Aller au contenu

DALO / L’insécurité dans le logement occupé / Nouveau critère DALO ?

(A jour au 6 septembre 2016)

Le Conseil d’Etat, dans sa décision du 8 juillet 2016, retient une interprétation élargie des critères d’éligibilité au Dalo.
Il apporte un nouvel éclairage sur les critères de saisine de la commission de médiation Dalo prévus à l’article L 441-2-3 II du Code de la construction et de l’habitation et plus précisément celui relatif au demandeur logé dans des locaux impropres à l’habitation ou présentant un caractère insalubre ou dangereux.

La prise en compte de l’environnement d’insécurité et de son caractère dangereux au regard du logement occupé

Dans l’arrêt du 8 juillet 2016, les juges suprêmes estiment qu’un demandeur ayant déjà un logement qui justifie se trouver, dans l’immeuble où il réside, dans une situation d’insécurité créant un risque grave peut être reconnu prioritaire au titre du droit au logement opposable. Les conditions de vie dans le logement occupé peuvent ainsi caractériser le caractère dangereux du logement actuel.

Les faits

La requérante, déjà locataire d’un logement social, avait saisi la commission de médiation du département de Paris en motivant son recours notamment par l’insécurité de son logement du fait d’actes de délinquance dans son immeuble, dont certains l’avaient visée personnellement.
La commission de médiation rejette sa demande au motif « que la question de l’insécurité du quartier renvoie à une démarche exclue de la compétence de la commission » et que par ailleurs, elle était déjà locataire dans le parc social.
Le Tribunal administratif de Paris saisi en annulation de la décision de la commission rejette son recours et la requérante se pourvoit en cassation.
Le Conseil d’Etat fait droit à sa demande et annule le jugement du tribunal administratif du 7 février 2014 ainsi que la décision de la commission de médiation du 13 décembre 2011.

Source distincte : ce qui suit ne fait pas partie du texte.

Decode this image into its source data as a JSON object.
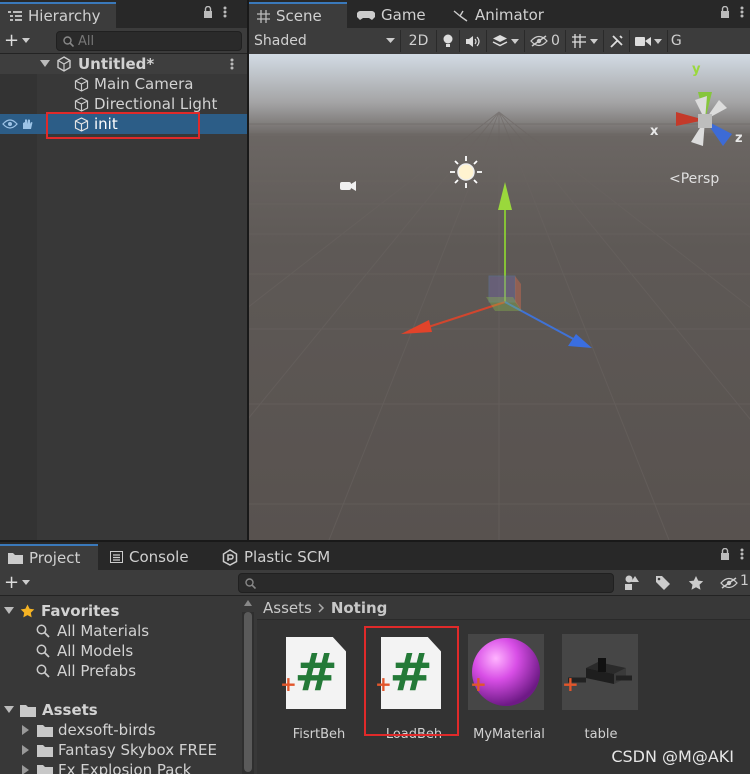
{
  "hierarchy": {
    "tab": "Hierarchy",
    "search_placeholder": "All",
    "scene_name": "Untitled*",
    "objects": [
      "Main Camera",
      "Directional Light",
      "init"
    ]
  },
  "scene_view": {
    "tabs": [
      "Scene",
      "Game",
      "Animator"
    ],
    "shading_mode": "Shaded",
    "mode_2d": "2D",
    "hidden_count": "0",
    "gizmo_cut": "G",
    "projection": "<Persp",
    "axes": {
      "x": "x",
      "y": "y",
      "z": "z"
    }
  },
  "project": {
    "tabs": [
      "Project",
      "Console",
      "Plastic SCM"
    ],
    "favorites_label": "Favorites",
    "favorites": [
      "All Materials",
      "All Models",
      "All Prefabs"
    ],
    "assets_label": "Assets",
    "folders": [
      "dexsoft-birds",
      "Fantasy Skybox FREE",
      "Fx Explosion Pack"
    ],
    "breadcrumb": [
      "Assets",
      "Noting"
    ],
    "hidden_count": "1",
    "assets": [
      {
        "name": "FisrtBeh",
        "icon": "csharp-script-icon"
      },
      {
        "name": "LoadBeh",
        "icon": "csharp-script-icon"
      },
      {
        "name": "MyMaterial",
        "icon": "material-sphere-icon"
      },
      {
        "name": "table",
        "icon": "prefab-model-icon"
      }
    ]
  },
  "watermark": "CSDN @M@AKI",
  "colors": {
    "selection": "#2c5d87",
    "highlight_box": "#e02a2a",
    "script_hash": "#247a38",
    "material": "#d84ee6"
  }
}
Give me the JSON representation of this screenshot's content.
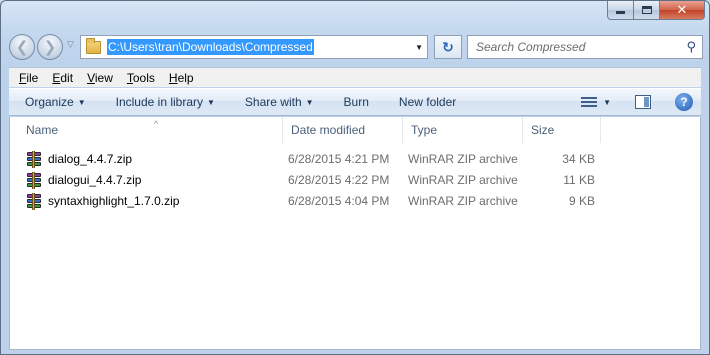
{
  "window": {
    "caption": {
      "minimize": "minimize-icon",
      "maximize": "maximize-icon",
      "close": "close-icon",
      "close_glyph": "✕"
    }
  },
  "nav": {
    "back_glyph": "❮",
    "forward_glyph": "❯",
    "recent_glyph": "▽",
    "address": "C:\\Users\\tran\\Downloads\\Compressed",
    "address_dropdown_glyph": "▼",
    "refresh_glyph": "↻",
    "search_placeholder": "Search Compressed",
    "search_glyph": "⚲"
  },
  "menubar": {
    "items": [
      {
        "key": "F",
        "rest": "ile"
      },
      {
        "key": "E",
        "rest": "dit"
      },
      {
        "key": "V",
        "rest": "iew"
      },
      {
        "key": "T",
        "rest": "ools"
      },
      {
        "key": "H",
        "rest": "elp"
      }
    ]
  },
  "toolbar": {
    "organize": "Organize",
    "include_in_library": "Include in library",
    "share_with": "Share with",
    "burn": "Burn",
    "new_folder": "New folder",
    "dropdown_glyph": "▼",
    "help_glyph": "?"
  },
  "columns": {
    "name": "Name",
    "date_modified": "Date modified",
    "type": "Type",
    "size": "Size",
    "sort_glyph": "^"
  },
  "files": [
    {
      "name": "dialog_4.4.7.zip",
      "date": "6/28/2015 4:21 PM",
      "type": "WinRAR ZIP archive",
      "size": "34 KB"
    },
    {
      "name": "dialogui_4.4.7.zip",
      "date": "6/28/2015 4:22 PM",
      "type": "WinRAR ZIP archive",
      "size": "11 KB"
    },
    {
      "name": "syntaxhighlight_1.7.0.zip",
      "date": "6/28/2015 4:04 PM",
      "type": "WinRAR ZIP archive",
      "size": "9 KB"
    }
  ],
  "colors": {
    "address_highlight": "#3399ff",
    "frame": "#c4d8ee",
    "close_button": "#c1432a"
  }
}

L’insécurité créant un risque grave, un critère à prendre en compte par les commissions de médiation

Le Conseil d’Etat estime que « le législateur a entendu ouvrir aux personnes que leurs conditions de logement exposent à des risques personnels graves la possibilité de saisir sans délai la commission de médiation afin qu'elle les désigne comme prioritaires et devant être relogées en urgence ; qu'en dehors du cas où les locaux occupés par le demandeur sont, en raison de leurs caractéristiques physiques, impropres à l'habitation, insalubres ou dangereux, ces dispositions [du II de l'article L. 441-2-3 du code de la construction et de l'habitation] permettent à la commission de désigner comme prioritaire et devant être relogée en urgence une personne établissant l'existence, dans l'immeuble où elle réside, d'une situation d'insécurité liée à des actes commis de manière habituelle et qui, du fait d'une vulnérabilité particulière ou d'autres éléments liés à sa situation personnelle, créent des risques graves pour elle-même ou pour sa famille ».

Autrement dit, le caractère impropre à l’habitation, insalubre ou dangereux n’est pas seulement défini pour le Conseil d’Etat par les caractéristiques physiques du local occupé par le demandeur. La Haute juridiction considère qu’une situation d’insécurité portant atteinte au demandeur ou à sa famille permet également de faire valoir le droit à un logement opposable et de saisir la commission de médiation sans délai.


Pour le Conseil d’Etat, la non prise en compte par le juge du fond de la situation d’insécurité, dès lors qu’elle est établie, est constitutif d’une erreur de droit

Dès lors, une situation d’insécurité constituée par des actes de délinquance dans l’immeuble où est situé le logement, certains de ces actes ayant visé personnellement le demandeur ou sa famille et créant des risques graves permet de faire valoir le droit à un logement opposable et d’être reconnu comme prioritaire et devant être logé en urgence.

Une telle situation pourrait concerner des demandeurs victimes de violences conjugales, familiales ou autres, et résidant dans le même quartier que le ou les auteurs de ces violences.


Remarque
•    Le Conseil d’Etat confirme par ailleurs dans cette décision la position des juges du fond retenant que le fait d’être déjà locataire d’un logement social ne peut être pris en compte pour exclure un demandeur du dispositif DALO (cf  TA Versailles, n°0904361, 15 avril 2010 cité dans le Guide des bonnes pratiques des commissions de médiation – Février 2014 ou encore TA Marseille, n°0808911, 26 novembre 2009).
•    A relever également que le Conseil d’Etat ne fait pas droit aux conclusions de la requérante tendant à ce que le juge administratif la désigne comme prioritaire et devant être logée en urgence. Il considère en l’espèce que seule une injonction de réexamen de la demande par la commission de médiation peut être prononcée.